Ona bunun bizim gibi yaşayan bütün emekçi aileler için bir sorun olduğunu hatırlattım. “Acaba onlar neler yapıyorlar, nasıl çözümler bulmuşlar?” diye sordum. Bu konuda fikri olmadığını, tabi ki herkesin zorlandığını ama aslında çok da konuşmadıklarını söyledi. Ben de bunun üzerine kampanyamızdan bahsettim. Taleplerimizi anlattım. Taleplerimiz etrafında bir araya gelmenin öneminden bahsettim. Duyduğum ve okuduğum, çeşitli okullarda beslenme sorunu ya da kantinlerin pahalılığı için yapılan şeyleri örnek verdim. Sorunlarımıza kalıcı çözümler bulmak için birlik olmamız gerektiğini, çocuklarımızın beslenmesi gibi sorunların ancak böyle çözülebileceğini söyledim. “Mesela sen kendi sorununu bu şekilde çözmüşsün. Ama diğerlerinden habersizsin. Üstelik çocuğunun bu durumdan utandığını söylüyorsun. Bunun yerine sen ve eşin diğer ailelerle de konuşsanız olmaz mı? Mutlaka herkesin tepkisi vardır buna. Tepkinizi hep birlikte dile getirseniz bu tost gününü değiştirmezler mi” diye sordum. “Bilmiyorum ki, hiç denemedik” dedi. Eşiyle de bu konuyu konuşması ve diğer velilere de anlatmaları üzerine anlaştık.
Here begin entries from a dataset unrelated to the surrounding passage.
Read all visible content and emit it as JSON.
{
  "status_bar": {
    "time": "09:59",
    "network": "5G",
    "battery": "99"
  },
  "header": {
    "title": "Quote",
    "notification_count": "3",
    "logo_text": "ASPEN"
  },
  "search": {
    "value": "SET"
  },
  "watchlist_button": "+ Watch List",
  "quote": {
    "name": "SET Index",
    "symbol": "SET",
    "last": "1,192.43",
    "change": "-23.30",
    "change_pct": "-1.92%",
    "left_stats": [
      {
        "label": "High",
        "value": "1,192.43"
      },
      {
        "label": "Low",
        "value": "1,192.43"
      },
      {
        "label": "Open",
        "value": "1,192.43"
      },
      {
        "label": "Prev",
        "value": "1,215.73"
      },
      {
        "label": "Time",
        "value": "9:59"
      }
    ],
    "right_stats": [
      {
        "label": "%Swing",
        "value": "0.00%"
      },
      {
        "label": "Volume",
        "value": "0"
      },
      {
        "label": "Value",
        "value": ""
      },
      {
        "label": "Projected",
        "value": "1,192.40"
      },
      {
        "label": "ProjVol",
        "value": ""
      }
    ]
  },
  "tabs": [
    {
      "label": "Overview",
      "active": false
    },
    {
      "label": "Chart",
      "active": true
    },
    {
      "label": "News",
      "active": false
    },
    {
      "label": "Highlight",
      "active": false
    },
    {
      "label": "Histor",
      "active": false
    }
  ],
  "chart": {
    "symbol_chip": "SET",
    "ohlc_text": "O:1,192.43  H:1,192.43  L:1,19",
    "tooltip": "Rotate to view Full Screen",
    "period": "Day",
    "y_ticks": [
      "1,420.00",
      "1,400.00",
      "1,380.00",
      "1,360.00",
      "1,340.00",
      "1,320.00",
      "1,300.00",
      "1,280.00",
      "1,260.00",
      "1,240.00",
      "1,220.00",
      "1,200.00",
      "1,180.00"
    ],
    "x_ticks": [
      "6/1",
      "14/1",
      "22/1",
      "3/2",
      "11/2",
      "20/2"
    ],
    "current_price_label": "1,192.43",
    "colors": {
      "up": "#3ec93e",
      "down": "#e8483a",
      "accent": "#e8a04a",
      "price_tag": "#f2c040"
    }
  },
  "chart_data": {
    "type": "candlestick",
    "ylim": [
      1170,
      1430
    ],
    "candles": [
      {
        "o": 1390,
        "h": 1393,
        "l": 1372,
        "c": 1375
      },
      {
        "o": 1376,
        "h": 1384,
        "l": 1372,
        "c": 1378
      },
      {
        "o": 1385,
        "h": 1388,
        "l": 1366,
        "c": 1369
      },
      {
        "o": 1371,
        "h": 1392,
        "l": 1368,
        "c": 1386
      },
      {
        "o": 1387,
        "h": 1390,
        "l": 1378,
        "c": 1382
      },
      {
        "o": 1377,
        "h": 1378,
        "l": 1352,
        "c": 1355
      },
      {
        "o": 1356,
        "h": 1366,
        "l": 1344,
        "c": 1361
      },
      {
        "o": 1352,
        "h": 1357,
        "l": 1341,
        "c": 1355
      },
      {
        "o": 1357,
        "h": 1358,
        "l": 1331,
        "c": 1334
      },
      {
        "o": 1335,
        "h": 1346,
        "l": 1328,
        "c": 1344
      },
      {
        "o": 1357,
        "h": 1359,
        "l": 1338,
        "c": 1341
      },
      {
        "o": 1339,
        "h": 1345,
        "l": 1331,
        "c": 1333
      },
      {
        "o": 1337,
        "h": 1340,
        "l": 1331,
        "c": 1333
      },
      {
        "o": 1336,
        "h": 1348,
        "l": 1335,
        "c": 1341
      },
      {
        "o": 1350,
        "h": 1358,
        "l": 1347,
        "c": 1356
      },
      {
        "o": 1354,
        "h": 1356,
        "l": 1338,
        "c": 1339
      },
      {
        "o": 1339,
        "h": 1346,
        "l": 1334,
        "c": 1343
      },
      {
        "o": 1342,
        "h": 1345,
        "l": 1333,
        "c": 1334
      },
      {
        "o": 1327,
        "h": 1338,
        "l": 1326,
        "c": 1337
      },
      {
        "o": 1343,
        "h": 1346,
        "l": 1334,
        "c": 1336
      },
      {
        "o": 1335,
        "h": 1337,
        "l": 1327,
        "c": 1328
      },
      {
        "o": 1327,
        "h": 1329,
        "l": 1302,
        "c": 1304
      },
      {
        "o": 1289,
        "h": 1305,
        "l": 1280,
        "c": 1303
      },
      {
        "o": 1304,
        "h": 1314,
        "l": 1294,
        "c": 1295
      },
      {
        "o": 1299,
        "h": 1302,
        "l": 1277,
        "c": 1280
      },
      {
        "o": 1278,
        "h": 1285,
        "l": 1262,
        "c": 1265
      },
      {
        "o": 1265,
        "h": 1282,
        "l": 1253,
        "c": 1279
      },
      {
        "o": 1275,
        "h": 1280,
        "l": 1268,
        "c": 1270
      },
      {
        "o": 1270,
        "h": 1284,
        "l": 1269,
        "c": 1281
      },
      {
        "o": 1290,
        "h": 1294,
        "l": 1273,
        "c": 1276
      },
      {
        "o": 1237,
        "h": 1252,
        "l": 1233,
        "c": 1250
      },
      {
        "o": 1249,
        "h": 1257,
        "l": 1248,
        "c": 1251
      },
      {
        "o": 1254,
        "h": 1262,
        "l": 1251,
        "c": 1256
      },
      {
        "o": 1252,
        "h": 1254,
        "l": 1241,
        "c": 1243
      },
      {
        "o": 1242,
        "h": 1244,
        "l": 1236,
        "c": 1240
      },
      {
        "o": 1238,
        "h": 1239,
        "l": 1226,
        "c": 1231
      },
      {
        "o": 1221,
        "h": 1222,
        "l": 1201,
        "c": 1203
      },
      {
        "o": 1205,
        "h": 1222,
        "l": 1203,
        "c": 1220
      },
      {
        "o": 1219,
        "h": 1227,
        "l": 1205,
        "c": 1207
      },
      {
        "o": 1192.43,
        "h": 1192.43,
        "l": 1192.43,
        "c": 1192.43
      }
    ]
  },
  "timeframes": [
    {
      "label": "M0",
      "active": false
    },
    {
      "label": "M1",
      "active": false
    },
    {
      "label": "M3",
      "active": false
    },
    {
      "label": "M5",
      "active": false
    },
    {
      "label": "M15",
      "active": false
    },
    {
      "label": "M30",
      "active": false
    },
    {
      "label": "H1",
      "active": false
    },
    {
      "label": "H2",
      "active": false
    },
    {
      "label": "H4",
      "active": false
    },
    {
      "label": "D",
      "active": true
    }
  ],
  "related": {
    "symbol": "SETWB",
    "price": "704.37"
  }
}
Birkaç gün sonra yine aynı kafeye gittiğimde abi yanıma geldi. “Bizim hanım okuldakilerle konuşmuş, gerçekten onlar da çok şikâyetçi. Hemen hemen herkes tamam demiş öğretmenle konuşmaya” dedi. Ailelerin zor durumunu görünce, bir de hep birlikte konuştukları için öğretmen de “o zaman herkes evinde yapsın ya da tost makinesi olmayan varsa ekmek arası yapsın, sınıfta yesinler” demiş.
Bu sayede o sınıf için aile bütçesini zorlayan bu durum ortadan kalkmış oldu. Kampanyamız üzerine abiyle sohbet etmemiz, UİD-DER’de duyduğum, sitemizde okuduğum çeşitli örnekleri vermem abinin harekete geçmesinde çok etkili oldu. Önceden ailelerle birlikte bir şey yapmak aklına gelmemişti, sadece şikâyet ediyordu. Çünkü herkes yoksulluğundan utanıyor ya da öğretmenle konuşmaktan çekiniyordu. Oysaki yoksul olmak, çocuklarımızın beslenme çantasına doğru düzgün bir şey koyamamak bizim utanmamız gereken bir durum değil. Bizi bu yoksulluğa mahkûm edenlerin suçudur bu. Biz büyüyen yoksulluğa karşı bir araya gelmeli, bu gidişata dur demenin yollarını aramalıyız. “Tost günü”nü kabul etmeyip “birlik ve mücadele günü” başlatmalıyız. Kampanyamızın şiarı ne güzel diyor: “Şimdi Birlik ve Mücadele Zamanı!” Her yerde birliğimizi büyütmeliyiz, böylece değişimin önünü açabiliriz.